Tesìs è un film molto interessante dal punto di vista narrativo, in cui la presunta faccenda dei filmati amatoriali che mostrano violenza e morte reale di vittime umane diventa un pretesto per proporre una forte critica al voyeurismo dei media e, soprattutto, degli spettatori stessi. Abituati a tonnellate di orrori che i media usano proporre spesso senza filtri e mezzi termini, Amenàbar – qui al suo esordio cinematografico – si rivolge a tutti noi, e riesce a riassumere in due ore tutte le angosce e la morbosa voglia di guardare che accomuna gli esseri umani.

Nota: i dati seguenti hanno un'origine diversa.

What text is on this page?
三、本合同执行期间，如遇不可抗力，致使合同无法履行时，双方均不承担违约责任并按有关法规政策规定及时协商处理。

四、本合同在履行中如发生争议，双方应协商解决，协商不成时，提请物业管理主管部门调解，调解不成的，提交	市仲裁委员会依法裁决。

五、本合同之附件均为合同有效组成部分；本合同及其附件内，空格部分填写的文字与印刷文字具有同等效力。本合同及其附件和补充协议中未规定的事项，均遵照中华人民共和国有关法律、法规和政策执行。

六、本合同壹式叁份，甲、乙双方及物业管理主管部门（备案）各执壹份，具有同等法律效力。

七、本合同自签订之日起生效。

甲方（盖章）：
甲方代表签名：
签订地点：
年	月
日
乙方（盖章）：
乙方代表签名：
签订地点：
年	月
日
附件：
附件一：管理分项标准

All’inizio del film, in effetti, è riassunto in pochi minuti quello che è lo spirito principale dell’opera: i passeggeri di un treno, tra i quali la protagonista Angela (Ana Torrent), vengono fatti scendere ad una stazione poichè una persona è appena finita sotto lo stesso. I passeggeri vengono fatti uscire ordinatamente in fila, ma quasi nessuno di loro – protagonista inclusa – puo’ fare a meno di cercare di carpire qualcosa del macabro scenario appena accaduta, provando a sbirciare al di là della zona interdetta.

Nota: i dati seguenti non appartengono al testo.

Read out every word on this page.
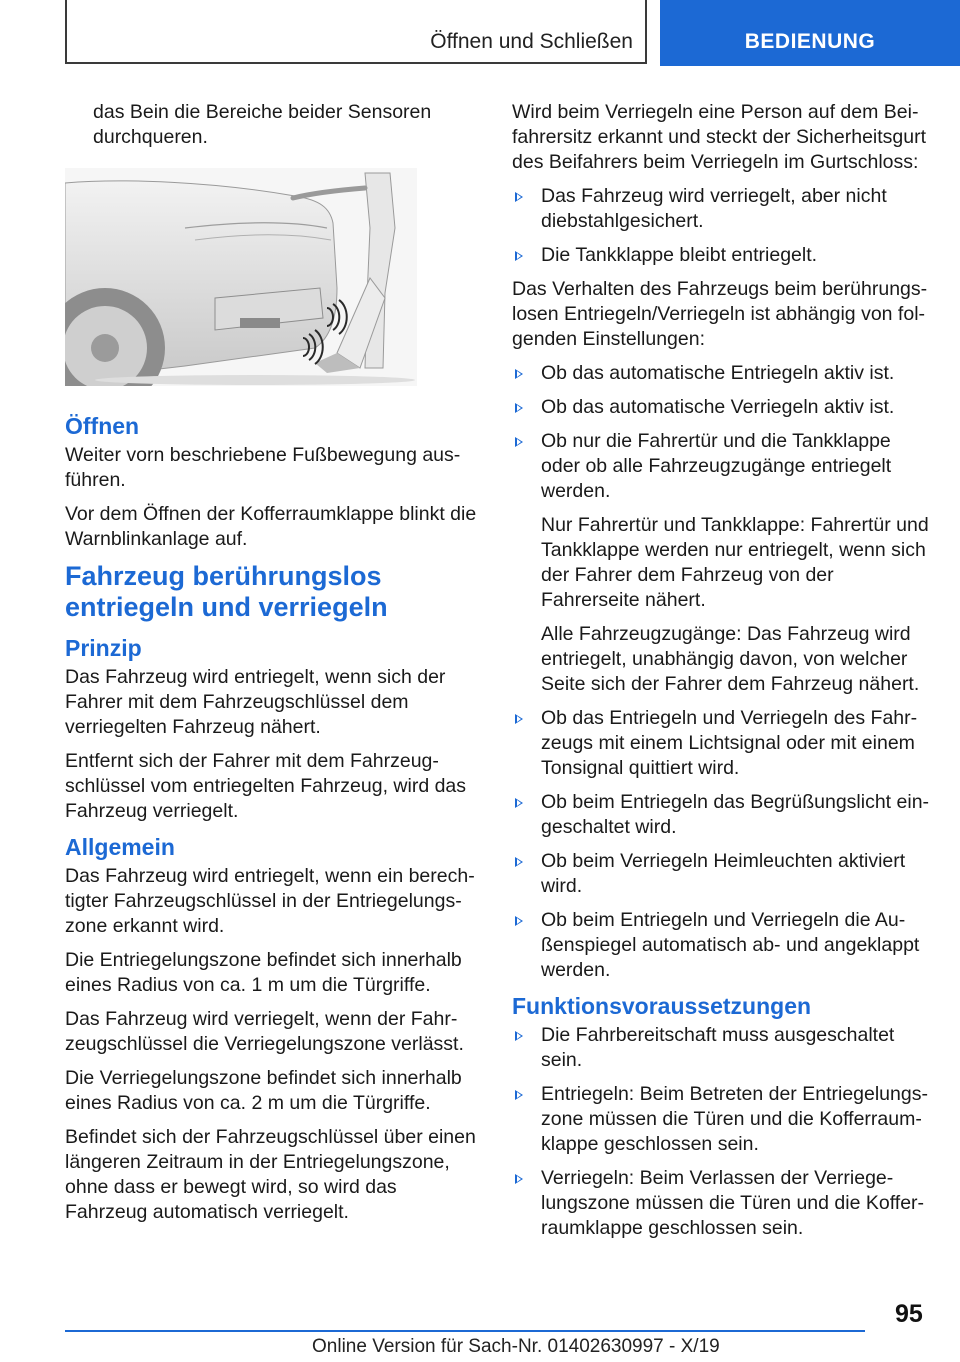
Öffnen und Schließen	BEDIENUNG

das Bein die Bereiche beider Sensoren durchqueren.

Öffnen

Weiter vorn beschriebene Fußbewegung ausführen.

Vor dem Öffnen der Kofferraumklappe blinkt die Warnblinkanlage auf.

Fahrzeug berührungslos entriegeln und verriegeln
Prinzip

Das Fahrzeug wird entriegelt, wenn sich der Fahrer mit dem Fahrzeugschlüssel dem verriegelten Fahrzeug nähert.

Entfernt sich der Fahrer mit dem Fahrzeugschlüssel vom entriegelten Fahrzeug, wird das Fahrzeug verriegelt.

Allgemein

Das Fahrzeug wird entriegelt, wenn ein berechtigter Fahrzeugschlüssel in der Entriegelungszone erkannt wird.

Die Entriegelungszone befindet sich innerhalb eines Radius von ca. 1 m um die Türgriffe.

Das Fahrzeug wird verriegelt, wenn der Fahrzeugschlüssel die Verriegelungszone verlässt.

Die Verriegelungszone befindet sich innerhalb eines Radius von ca. 2 m um die Türgriffe.

Befindet sich der Fahrzeugschlüssel über einen längeren Zeitraum in der Entriegelungszone, ohne dass er bewegt wird, so wird das Fahrzeug automatisch verriegelt.

Wird beim Verriegeln eine Person auf dem Beifahrersitz erkannt und steckt der Sicherheitsgurt des Beifahrers beim Verriegeln im Gurtschloss:

Das Fahrzeug wird verriegelt, aber nicht diebstahlgesichert.
Die Tankklappe bleibt entriegelt.

Das Verhalten des Fahrzeugs beim berührungslosen Entriegeln/Verriegeln ist abhängig von folgenden Einstellungen:

Ob das automatische Entriegeln aktiv ist.
Ob das automatische Verriegeln aktiv ist.
Ob nur die Fahrertür und die Tankklappe oder ob alle Fahrzeugzugänge entriegelt werden.
Nur Fahrertür und Tankklappe: Fahrertür und Tankklappe werden nur entriegelt, wenn sich der Fahrer dem Fahrzeug von der Fahrerseite nähert.
Alle Fahrzeugzugänge: Das Fahrzeug wird entriegelt, unabhängig davon, von welcher Seite sich der Fahrer dem Fahrzeug nähert.
Ob das Entriegeln und Verriegeln des Fahrzeugs mit einem Lichtsignal oder mit einem Tonsignal quittiert wird.
Ob beim Entriegeln das Begrüßungslicht eingeschaltet wird.
Ob beim Verriegeln Heimleuchten aktiviert wird.
Ob beim Entriegeln und Verriegeln die Außenspiegel automatisch ab- und angeklappt werden.
Funktionsvoraussetzungen
Die Fahrbereitschaft muss ausgeschaltet sein.
Entriegeln: Beim Betreten der Entriegelungszone müssen die Türen und die Kofferraumklappe geschlossen sein.
Verriegeln: Beim Verlassen der Verriegelungszone müssen die Türen und die Kofferraumklappe geschlossen sein.
95
Online Version für Sach-Nr. 01402630997 - X/19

E’ questo, in definitiva, l’interrogativo che si vuole porre all’interno di Tesìs: non tanto comprendere se gli snuff siano un fenomeno vero o inventato, quanto chiedersi perchè le persone cerchino questo genere di opere. E la risposta sembra essere legata alla stessa natura umana, insensatamente e pessimisticamente crudele. L’effetto straniante dell’assistere alla “morte in diretta” viene presentato in modo molto ambiguo a partire dalla stessa protagonista: la brava ragazza della porta accanto, per la quale il regista non puo’ fare a meno di sottolineare il suo guardare-non guardare, il suo rifiutare la violenza visuale di quelle crude (e realistiche) immagini ma esserne, al tempo stesso, fortemente attratta. E’ vero che le immagini le serviranno per la ricerca ma, in fondo, sembra quasi che le brami solo per se stessa. Cosa peraltro molto ben delineata dalla sua doppia attrazione sia verso Chema, suo collega misantropo appassionato di cine-gore (ed in possesso di svariati e violentissimi mondo-movie), che verso il “normale” Bosco Herranz, prototipo di bullo da college.

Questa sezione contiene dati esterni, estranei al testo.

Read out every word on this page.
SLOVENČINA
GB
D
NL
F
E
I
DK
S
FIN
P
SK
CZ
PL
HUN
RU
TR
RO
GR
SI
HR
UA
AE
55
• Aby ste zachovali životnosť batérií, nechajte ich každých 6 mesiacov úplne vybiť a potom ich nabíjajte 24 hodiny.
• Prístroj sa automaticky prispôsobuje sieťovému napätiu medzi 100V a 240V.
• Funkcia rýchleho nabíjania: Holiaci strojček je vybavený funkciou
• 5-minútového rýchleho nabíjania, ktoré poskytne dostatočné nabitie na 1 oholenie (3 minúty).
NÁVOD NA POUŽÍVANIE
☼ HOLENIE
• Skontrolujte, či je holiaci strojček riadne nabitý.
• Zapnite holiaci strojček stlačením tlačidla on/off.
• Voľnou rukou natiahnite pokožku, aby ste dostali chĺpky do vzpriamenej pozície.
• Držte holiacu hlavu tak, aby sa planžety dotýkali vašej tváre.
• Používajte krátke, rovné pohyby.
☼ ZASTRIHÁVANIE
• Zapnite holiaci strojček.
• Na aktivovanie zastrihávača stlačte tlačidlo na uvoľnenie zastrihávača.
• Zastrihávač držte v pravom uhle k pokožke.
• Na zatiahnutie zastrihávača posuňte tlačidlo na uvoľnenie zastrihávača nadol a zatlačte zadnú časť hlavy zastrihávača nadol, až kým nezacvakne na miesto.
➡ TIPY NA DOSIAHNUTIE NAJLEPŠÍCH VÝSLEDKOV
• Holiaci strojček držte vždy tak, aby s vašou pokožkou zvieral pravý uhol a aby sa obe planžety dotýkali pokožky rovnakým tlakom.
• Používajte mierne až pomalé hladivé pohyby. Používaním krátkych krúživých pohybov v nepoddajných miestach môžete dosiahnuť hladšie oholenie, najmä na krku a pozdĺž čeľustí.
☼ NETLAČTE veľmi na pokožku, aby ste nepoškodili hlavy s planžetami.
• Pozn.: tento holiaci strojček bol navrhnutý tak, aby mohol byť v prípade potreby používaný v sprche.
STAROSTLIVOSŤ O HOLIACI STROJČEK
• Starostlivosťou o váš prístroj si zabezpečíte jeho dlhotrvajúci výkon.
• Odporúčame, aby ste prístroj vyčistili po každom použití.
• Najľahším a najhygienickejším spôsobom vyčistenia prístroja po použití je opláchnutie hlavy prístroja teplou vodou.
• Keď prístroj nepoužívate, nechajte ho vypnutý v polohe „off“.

Un film davvero notevole, senza mai un calo di tono e che riesce a farsi seguire con grande attenzione, rivelando alla fine uno scenario che vuole un professore della scuola di cinema coinvolto nei fatti: perchè, dice a più riprese, l’unico modo per salvare il cinema è dare al pubblico ciò che vuole (che è anche una celebre affermazione di Joe D’Amato: “Quello che noi abbiamo sempre cercato di fare è stato dare al pubblico quello che il pubblico voleva. Con passione ed entusiasmo. E senza un filo d’ipocrisia“). Il tono del film, comunque, non è mai inquisitore o moralistico, nè tantomeno accondiscendente: lo sguardo della telecamera non mostra mai più che un accenno ai presunti snuff, e il più delle volte limita la sua rappresentazione alle espressioni disgustate – o soddisfatte! – dei protagonisti che, loro malgrado, osservano. Bello anche il finale, geniale nella sua impostazione per un film davvero senza alcun vero difetto.
Sul mondo degli snuff, del resto, andrebbe aperto un articolo a parte, e a tale riguardo mi sembra interessante l’analisi effettuata da Snopes che li declassa a mera leggenda metropolitana.